Aber die Verbindungen, die Überschneidungen, hören nicht nur mit dem Kampf der Arbeiter*innen auf. Wenn #MeToo eine Frage der Arbeit*innenrechte ist, ist „Black Lives Matter“ sowohl eine Frage von „racial justice“, als auch eine Frage der Arbeit*innenrechte. Schwarze Frauen* waren die Anführer*innen der Hotelstreiks und der Lehrer*innenstreiks. Wenn Arbeiter*innenrechte ein #MeToo-Problem und ein „Black Lives Matter“-Problem sind, sind sie auch ein #AbolishICE-Problem (2), ein Problem der Immigrant*innenjustiz und so weiter. Die Zusammenhänge zwischen dem Kampf gegen Unterdrückung und Ausbeutung sind zu zahlreich, um sie hier aufzulisten, aber die Streiks zeigen, wie organisch die Menschen an mehreren Fronten gleichzeitig zurückschlagen.
Solidarität ist der Dreh- und Angelpunkt. Solidarität gegen alle Unterdrückungen: Die Solidarität der gewerkschaftlich organisierten Arbeiter*innen in anderen Sektoren – Elektriker*innen, Sanitärarbeiter*innen, Maler*innen, Caterer, UPS-Fahrer*innen – die sich alle weigerten, die Streikpostenketten bei den Hotels zu überqueren, und die Solidarität ganzer Gemeinschaften von Arbeiter*innen, die die Streiks der Lehrer*innen unterstützten und halfen, Kinder zu ernähren und zu versorgen, als die Schulen in mehreren Staaten geschlossen wurden.
Es ist auch wahr, dass sich alle Unterdrückungen nicht nur überschneiden, sondern letztlich auch alle der gleichen herrschenden Klasse und ihrem rassistischen, sexistischen, homophoben, transphoben und imperialistischen System zugutekommen. So ist ein Kampf gegen Unterdrückung und Ausbeutung an einem Ort ein Kampf gegen Unterdrückung und Ausbeutung überall. Und was jetzt geschieht, ist ein Sieg durch einem Streik, der die Voraussetzungen für weitere Siege in weiteren Streiks schafft. Und so können wir meiner Meinung nach beginnen, unsere Welt zu verändern – was im Februar letzten Jahres mit Bildungsarbeiter*innen in West Virginia begann, ist zu einer wachsenden Streikwelle geworden, die sich über Sektoren und Staaten erstreckt hat, und ich hoffe, dass dies wirklich nur der Anfang ist.

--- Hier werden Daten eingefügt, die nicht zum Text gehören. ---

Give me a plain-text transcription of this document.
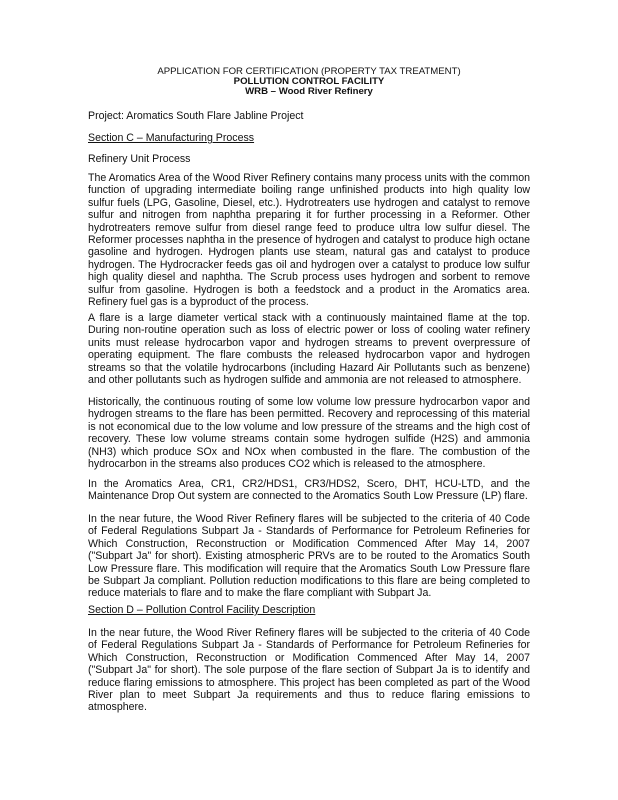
APPLICATION FOR CERTIFICATION (PROPERTY TAX TREATMENT)
POLLUTION CONTROL FACILITY
WRB – Wood River Refinery
Project: Aromatics South Flare Jabline Project
Section C – Manufacturing Process
Refinery Unit Process
The Aromatics Area of the Wood River Refinery contains many process units with the common function of upgrading intermediate boiling range unfinished products into high quality low sulfur fuels (LPG, Gasoline, Diesel, etc.). Hydrotreaters use hydrogen and catalyst to remove sulfur and nitrogen from naphtha preparing it for further processing in a Reformer. Other hydrotreaters remove sulfur from diesel range feed to produce ultra low sulfur diesel. The Reformer processes naphtha in the presence of hydrogen and catalyst to produce high octane gasoline and hydrogen. Hydrogen plants use steam, natural gas and catalyst to produce hydrogen. The Hydrocracker feeds gas oil and hydrogen over a catalyst to produce low sulfur high quality diesel and naphtha. The Scrub process uses hydrogen and sorbent to remove sulfur from gasoline. Hydrogen is both a feedstock and a product in the Aromatics area. Refinery fuel gas is a byproduct of the process.
A flare is a large diameter vertical stack with a continuously maintained flame at the top. During non-routine operation such as loss of electric power or loss of cooling water refinery units must release hydrocarbon vapor and hydrogen streams to prevent overpressure of operating equipment. The flare combusts the released hydrocarbon vapor and hydrogen streams so that the volatile hydrocarbons (including Hazard Air Pollutants such as benzene) and other pollutants such as hydrogen sulfide and ammonia are not released to atmosphere.
Historically, the continuous routing of some low volume low pressure hydrocarbon vapor and hydrogen streams to the flare has been permitted. Recovery and reprocessing of this material is not economical due to the low volume and low pressure of the streams and the high cost of recovery. These low volume streams contain some hydrogen sulfide (H2S) and ammonia (NH3) which produce SOx and NOx when combusted in the flare. The combustion of the hydrocarbon in the streams also produces CO2 which is released to the atmosphere.
In the Aromatics Area, CR1, CR2/HDS1, CR3/HDS2, Scero, DHT, HCU-LTD, and the Maintenance Drop Out system are connected to the Aromatics South Low Pressure (LP) flare.
In the near future, the Wood River Refinery flares will be subjected to the criteria of 40 Code of Federal Regulations Subpart Ja - Standards of Performance for Petroleum Refineries for Which Construction, Reconstruction or Modification Commenced After May 14, 2007 ("Subpart Ja" for short). Existing atmospheric PRVs are to be routed to the Aromatics South Low Pressure flare. This modification will require that the Aromatics South Low Pressure flare be Subpart Ja compliant. Pollution reduction modifications to this flare are being completed to reduce materials to flare and to make the flare compliant with Subpart Ja.
Section D – Pollution Control Facility Description
In the near future, the Wood River Refinery flares will be subjected to the criteria of 40 Code of Federal Regulations Subpart Ja - Standards of Performance for Petroleum Refineries for Which Construction, Reconstruction or Modification Commenced After May 14, 2007 ("Subpart Ja" for short). The sole purpose of the flare section of Subpart Ja is to identify and reduce flaring emissions to atmosphere. This project has been completed as part of the Wood River plan to meet Subpart Ja requirements and thus to reduce flaring emissions to atmosphere.
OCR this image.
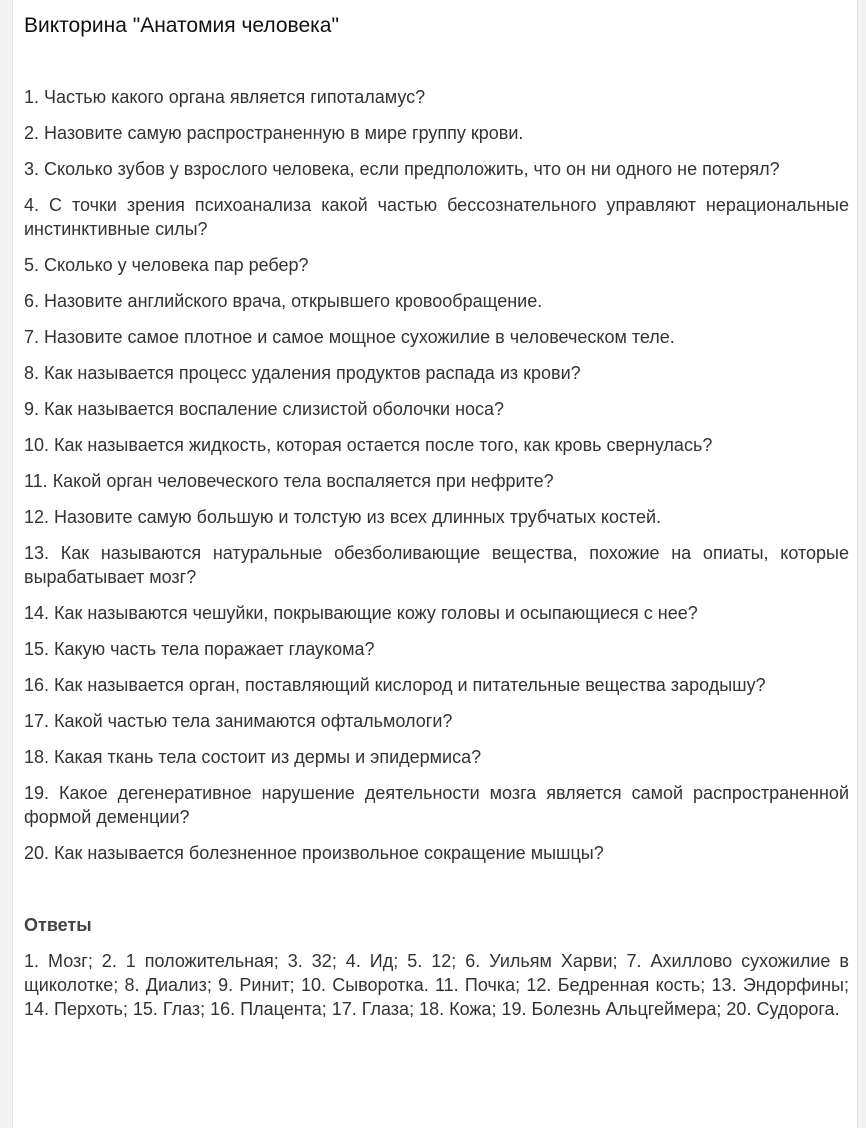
Викторина "Анатомия человека"

1. Частью какого органа является гипоталамус?

2. Назовите самую распространенную в мире группу крови.

3. Сколько зубов у взрослого человека, если предположить, что он ни одного не потерял?

4. С точки зрения психоанализа какой частью бессознательного управляют нерациональные инстинктивные силы?

5. Сколько у человека пар ребер?

6. Назовите английского врача, открывшего кровообращение.

7. Назовите самое плотное и самое мощное сухожилие в человеческом теле.

8. Как называется процесс удаления продуктов распада из крови?

9. Как называется воспаление слизистой оболочки носа?

10. Как называется жидкость, которая остается после того, как кровь свернулась?

11. Какой орган человеческого тела воспаляется при нефрите?

12. Назовите самую большую и толстую из всех длинных трубчатых костей.

13. Как называются натуральные обезболивающие вещества, похожие на опиаты, которые вырабатывает мозг?

14. Как называются чешуйки, покрывающие кожу головы и осыпающиеся с нее?

15. Какую часть тела поражает глаукома?

16. Как называется орган, поставляющий кислород и питательные вещества зародышу?

17. Какой частью тела занимаются офтальмологи?

18. Какая ткань тела состоит из дермы и эпидермиса?

19. Какое дегенеративное нарушение деятельности мозга является самой распространенной формой деменции?

20. Как называется болезненное произвольное сокращение мышцы?

Ответы

1. Мозг; 2. 1 положительная; 3. 32; 4. Ид; 5. 12; 6. Уильям Харви; 7. Ахиллово сухожилие в щиколотке; 8. Диализ; 9. Ринит; 10. Сыворотка. 11. Почка; 12. Бедренная кость; 13. Эндорфины; 14. Перхоть; 15. Глаз; 16. Плацента; 17. Глаза; 18. Кожа; 19. Болезнь Альцгеймера; 20. Судорога.
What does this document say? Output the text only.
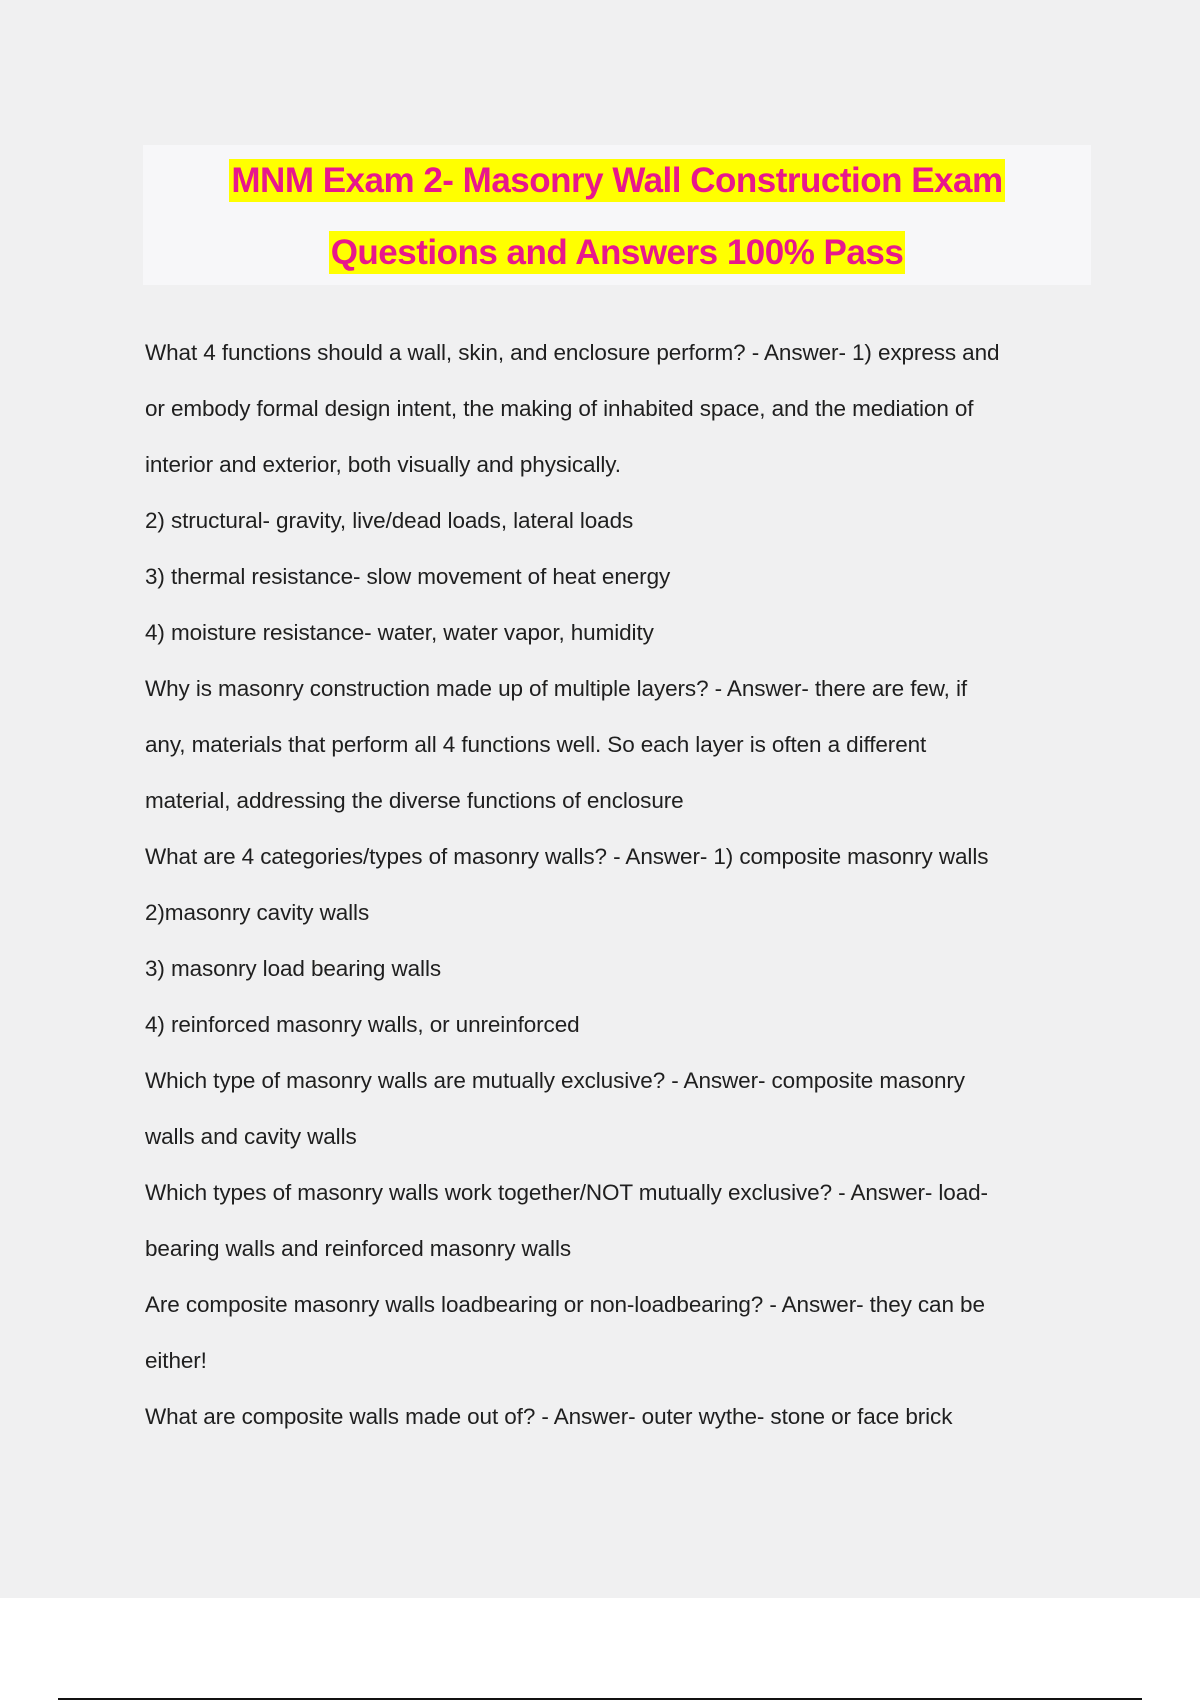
MNM Exam 2- Masonry Wall Construction Exam
Questions and Answers 100% Pass
What 4 functions should a wall, skin, and enclosure perform? - Answer- 1) express and
or embody formal design intent, the making of inhabited space, and the mediation of
interior and exterior, both visually and physically.
2) structural- gravity, live/dead loads, lateral loads
3) thermal resistance- slow movement of heat energy
4) moisture resistance- water, water vapor, humidity
Why is masonry construction made up of multiple layers? - Answer- there are few, if
any, materials that perform all 4 functions well. So each layer is often a different
material, addressing the diverse functions of enclosure
What are 4 categories/types of masonry walls? - Answer- 1) composite masonry walls
2)masonry cavity walls
3) masonry load bearing walls
4) reinforced masonry walls, or unreinforced
Which type of masonry walls are mutually exclusive? - Answer- composite masonry
walls and cavity walls
Which types of masonry walls work together/NOT mutually exclusive? - Answer- load-
bearing walls and reinforced masonry walls
Are composite masonry walls loadbearing or non-loadbearing? - Answer- they can be
either!
What are composite walls made out of? - Answer- outer wythe- stone or face brick
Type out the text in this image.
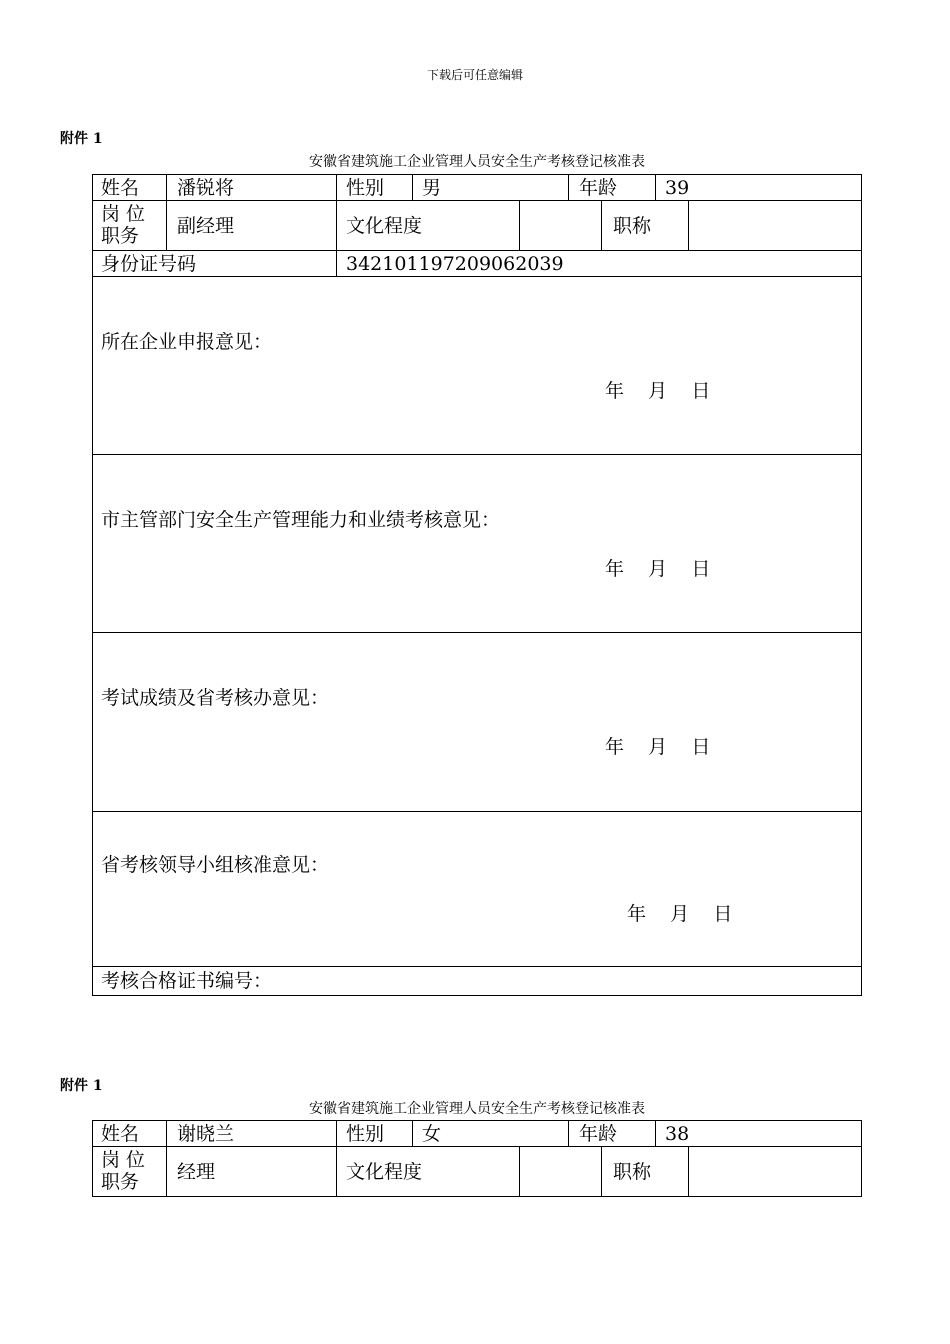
下载后可任意编辑
附件 1
安徽省建筑施工企业管理人员安全生产考核登记核准表
姓名 潘锐将	性别 男	年龄	39
岗 位
职务 副经理	文化程度	职称
身份证号码	342101197209062039
所在企业申报意见：
年    月    日
市主管部门安全生产管理能力和业绩考核意见：
年    月    日
考试成绩及省考核办意见：
年    月    日
省考核领导小组核准意见：
年    月    日
考核合格证书编号：
附件 1
安徽省建筑施工企业管理人员安全生产考核登记核准表
姓名 谢晓兰	性别 女	年龄	38
岗 位
职务 经理	文化程度	职称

1 „Right-to-work“ bezeichnet nicht etwa das Recht von Lohnabhängigen auf Arbeit, sondern damit sind antigewerkschaftliche Gesetze gemeint, die in 27 US-Staaten die Rechte auf gewerkschaftliche Organisierung und der Gewerkschaften einschränken.
2 ICE (US Immigration and Customs Enforcement) ist eine Polizei- und Zollbehörde die u.a. für Migrant*innen zuständig ist. Im Sommer 2018 stand sie unter Kritik, weil sie tausende Menschen unter miserablen Bedingungen in Ausschaffungsknästen wegsperrte und dabei u.a. auch Kleinkinder von ihren Eltern trennte.